On Tuesday, an earthquake rocked Puerto Rico, resulting in at least one death and leaving the majority of the island without power. Amid the fallout from the quake, which measured 6.4 on the Richter scale, one of Puerto Rico’s most important museums has closed.
The Museo de Arte de Ponce said on Instagram that it was forced to shutter “until further notice.” In a statement posted to Facebook, the museum said that it had conducted an investigation and found that none of its collection had been damaged by the quake and that there were “no signs of any apparent structural damages to the building.” “Nevertheless,” the museum said, “the institution will remain closed until further notice due to non-structural elements that need to be repaired.”
Elsewhere on the island, in Guayanilla, the Church of the Immaculate Conception collapsed. The church had been erected in the 19th century and had been considered an important historical site.
According to the New York Times, around two-thirds of Puerto Rico has been left without power by the quake. For some, the earthquake was a reminder of the damage wrought by another recent natural disaster, Hurricane Maria, which also significantly affected Puerto Rico and its local art spaces.

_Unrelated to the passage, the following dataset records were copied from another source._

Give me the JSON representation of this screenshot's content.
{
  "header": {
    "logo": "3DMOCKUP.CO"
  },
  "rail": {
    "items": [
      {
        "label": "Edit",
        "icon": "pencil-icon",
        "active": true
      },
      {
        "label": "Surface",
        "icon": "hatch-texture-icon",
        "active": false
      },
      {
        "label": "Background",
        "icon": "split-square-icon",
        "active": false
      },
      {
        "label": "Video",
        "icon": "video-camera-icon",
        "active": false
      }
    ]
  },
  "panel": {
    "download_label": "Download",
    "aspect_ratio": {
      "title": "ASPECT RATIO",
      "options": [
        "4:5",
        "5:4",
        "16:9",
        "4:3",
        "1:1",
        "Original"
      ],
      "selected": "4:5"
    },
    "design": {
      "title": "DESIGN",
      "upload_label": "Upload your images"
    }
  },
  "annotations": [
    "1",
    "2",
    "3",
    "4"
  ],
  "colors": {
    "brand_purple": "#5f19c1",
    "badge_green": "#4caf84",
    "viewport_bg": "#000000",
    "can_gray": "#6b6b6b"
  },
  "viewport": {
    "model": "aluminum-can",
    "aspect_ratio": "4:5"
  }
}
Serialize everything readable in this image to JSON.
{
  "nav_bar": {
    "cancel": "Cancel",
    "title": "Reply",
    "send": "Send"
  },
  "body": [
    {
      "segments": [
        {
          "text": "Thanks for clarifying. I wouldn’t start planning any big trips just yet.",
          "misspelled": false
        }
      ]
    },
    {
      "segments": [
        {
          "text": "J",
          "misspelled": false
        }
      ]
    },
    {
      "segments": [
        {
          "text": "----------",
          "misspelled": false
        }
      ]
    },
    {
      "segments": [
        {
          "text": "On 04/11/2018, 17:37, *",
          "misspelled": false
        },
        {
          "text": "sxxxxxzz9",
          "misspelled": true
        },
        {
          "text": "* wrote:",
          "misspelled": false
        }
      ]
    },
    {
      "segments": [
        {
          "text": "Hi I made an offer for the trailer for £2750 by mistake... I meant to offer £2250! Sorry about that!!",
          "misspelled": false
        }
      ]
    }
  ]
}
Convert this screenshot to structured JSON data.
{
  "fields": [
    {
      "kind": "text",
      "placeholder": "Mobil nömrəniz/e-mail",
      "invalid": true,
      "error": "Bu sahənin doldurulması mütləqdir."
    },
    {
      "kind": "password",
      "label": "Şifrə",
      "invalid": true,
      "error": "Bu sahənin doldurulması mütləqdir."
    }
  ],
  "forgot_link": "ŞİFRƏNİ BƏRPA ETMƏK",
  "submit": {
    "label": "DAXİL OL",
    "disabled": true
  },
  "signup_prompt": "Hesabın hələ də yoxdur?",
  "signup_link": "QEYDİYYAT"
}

Many have also been left without running water by the earthquake.
The quake primarily affected the southwestern portion of Puerto Rico, which means that some art museums in San Juan were spared. At least one has already reopened: the Museo de Arte de Puerto Rico, which closed its administrative offices on Tuesday (a day that the museum typically does not welcome visitors) and maintained its regularly scheduled programming on Wednesday.